Can this particular URL be exempted from the User-Agent policy?

I don't think this has anything to do with the UA. Is the command correct? Maybe try downloading via curl/wget and then piping to gpg --import '. curl https://www.mediawiki.org/keys/keys.txt | gpg --import - works for me for example.

El T405165#11225510, @ssingh escribió:

I don't think this has anything to do with the UA. Is the command correct? Maybe try downloading via curl/wget and then piping to gpg --import '. curl https://www.mediawiki.org/keys/keys.txt | gpg --import - works for me for example.

I used tcpdump to inspect the traffic (using http instead of https URL) on both Debian and OpenSuSE, and no User-Agent was sent on Debian (see description).
I later confirmed the user-agent issue using curl to request the same URL, with the default user agent and also explicitly removing the user agent, with consistent results (failure when no user-agent was present)

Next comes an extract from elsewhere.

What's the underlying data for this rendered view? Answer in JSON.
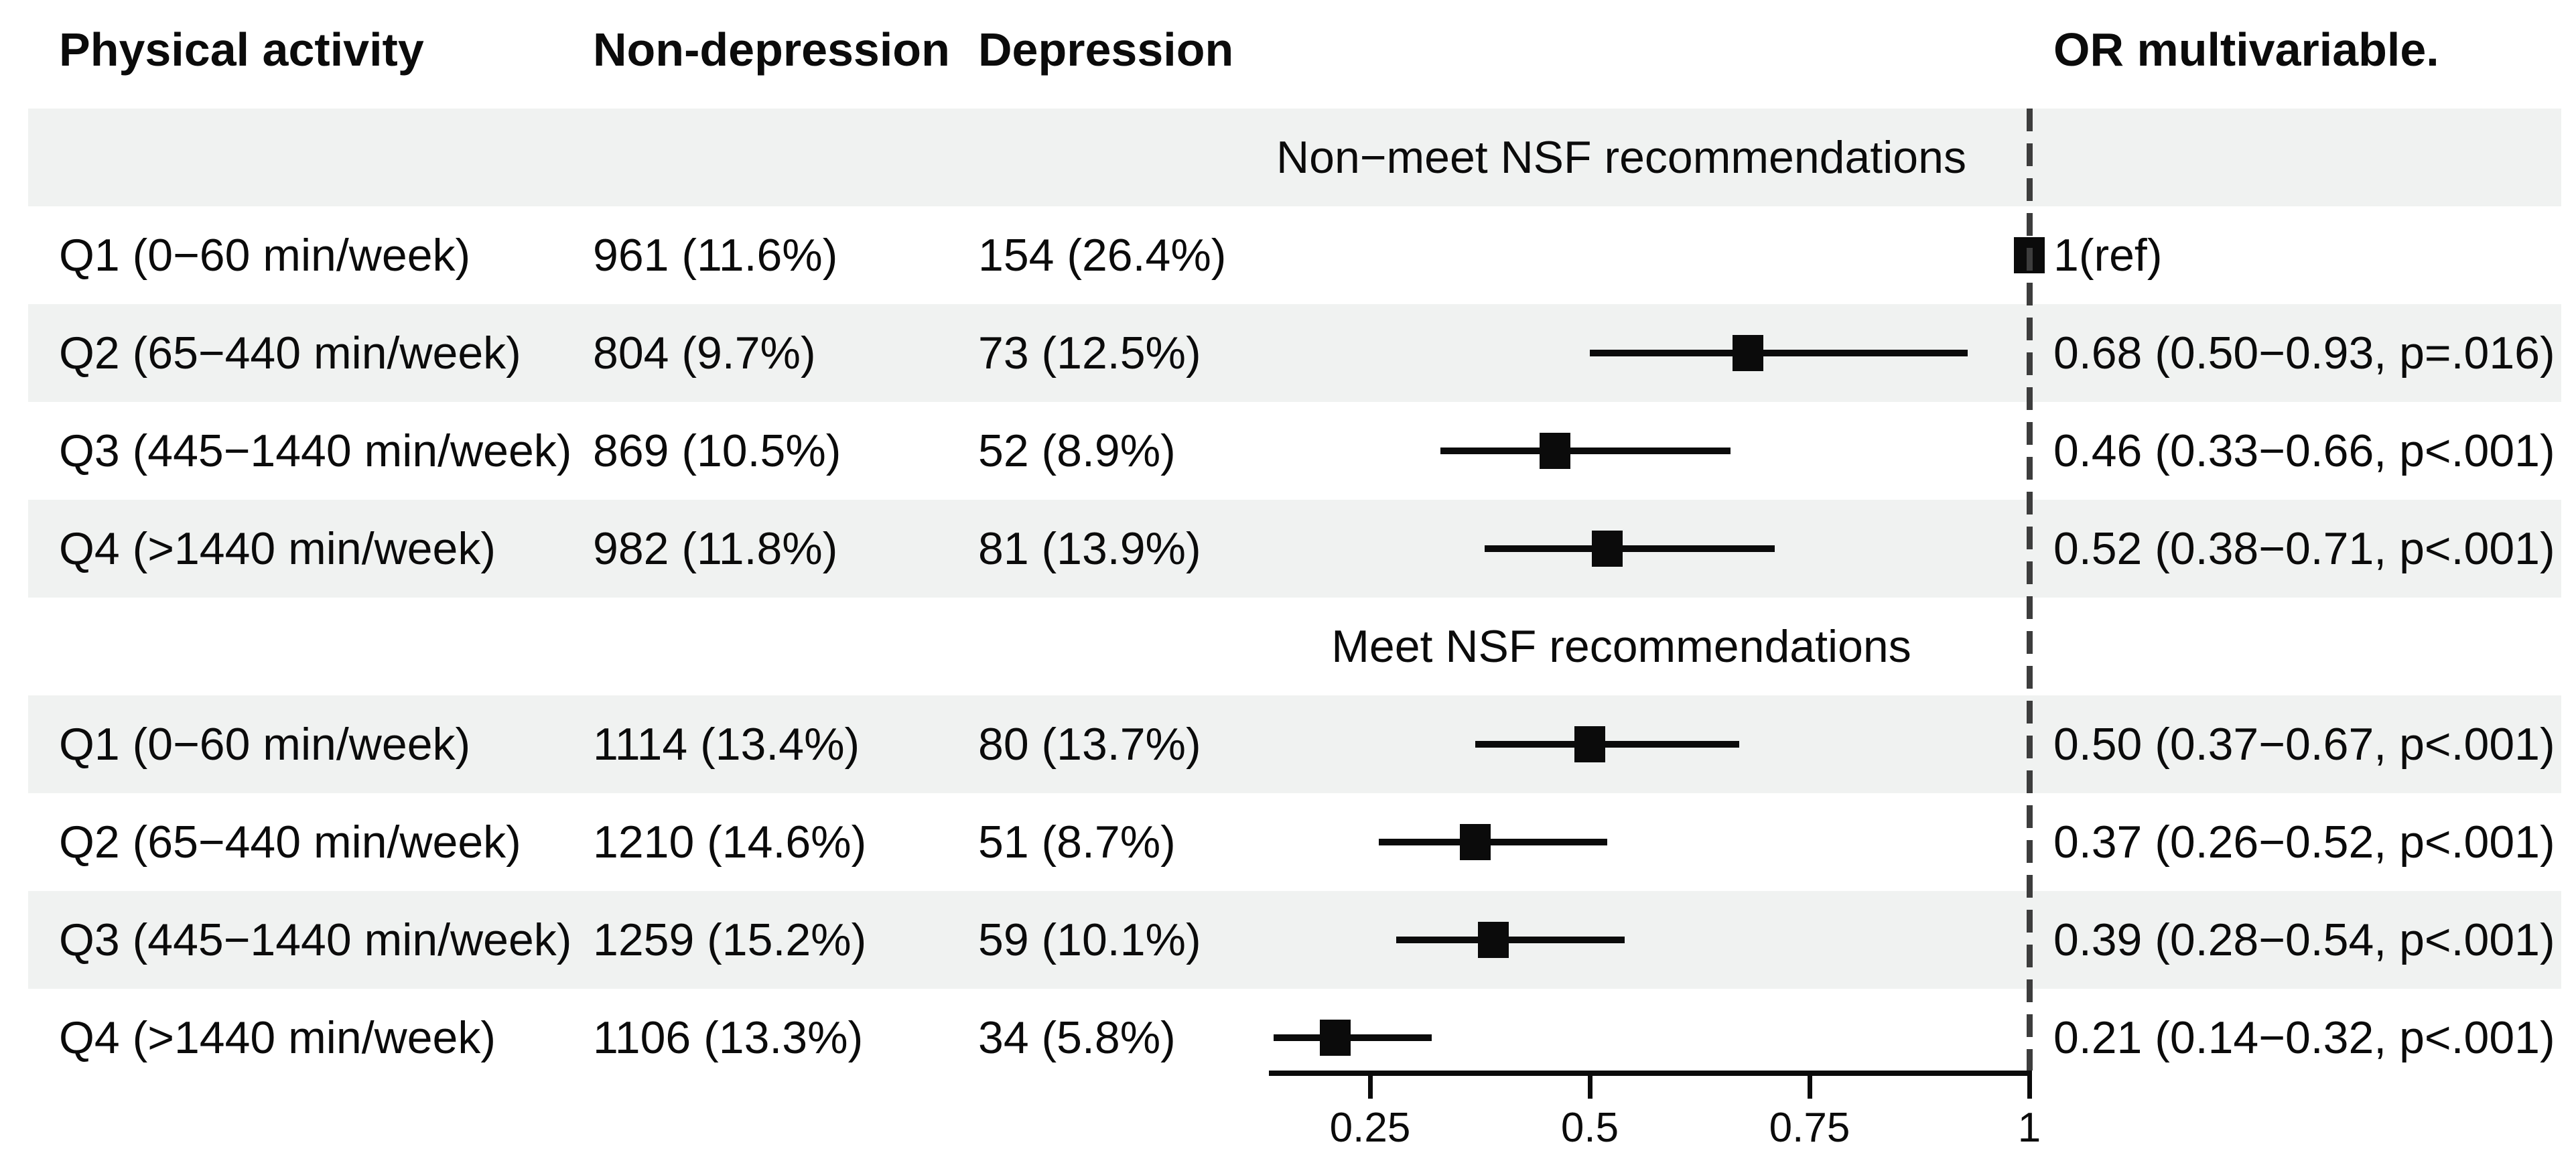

How easy/difficult is to whitelist a specific path or URL? It was working before your (WMF) changes, requesting a particular static txt file shouldn't cause any significant amount of pressure on the servers, and retrieving it from gpg directly is very common. Debugging such a cryptic error message can be time consuming.

In T405165#11226025, @Ciencia_Al_Poder wrote:

El T405165#11225510, @ssingh escribió:

I don't think this has anything to do with the UA. Is the command correct? Maybe try downloading via curl/wget and then piping to gpg --import '. curl https://www.mediawiki.org/keys/keys.txt | gpg --import - works for me for example.

I used tcpdump to inspect the traffic (using http instead of https URL) on both Debian and OpenSuSE, and no User-Agent was sent on Debian (see description).
I later confirmed the user-agent issue using curl to request the same URL, with the default user agent and also explicitly removing the user agent, with consistent results (failure when no user-agent was present)

How easy/difficult is to whitelist a specific path or URL? It was working before your (WMF) changes, requesting a particular static txt file shouldn't cause any significant amount of pressure on the servers, and retrieving it from gpg directly is very common. Debugging such a cryptic error message can be time consuming.

OK, I revisited this again. It does make sense on why one fails (the one without the UA present at all) but not the other (the one with a default, even the generic one), so at least that adds up. There is no confusion there.

We are hesitant to add exceptions based on path and do require a UA to be set but let me check with the team on what they think about this one.

Change #1192210 had a related patch set uploaded (by Ssingh; author: Ssingh):

[operations/puppet@production] P:cache::haproxy: exempt mediawiki.org and /keys from UA policy

https://gerrit.wikimedia.org/r/1192210

@Ciencia_Al_Poder When you actually download the MediaWiki tarballs, as opposed to the GPG keys, would I be right in assuming they come from https://releases.wikimedia.org/mediawiki/ ?

Just thinking out loud that in theory another approach could be to move the location of the GPG key to match with the location of the releases files and then exempt that subdomain of wikimedia.org instead.

Yes, tarballs and signatures are downloaded from releases.wikimedia.org

I guess I should be trusting individual fingerprints and not assuming keys.txt hasn't been tampered, since they'll now reside on the same server/domain than the tarballs and signatures.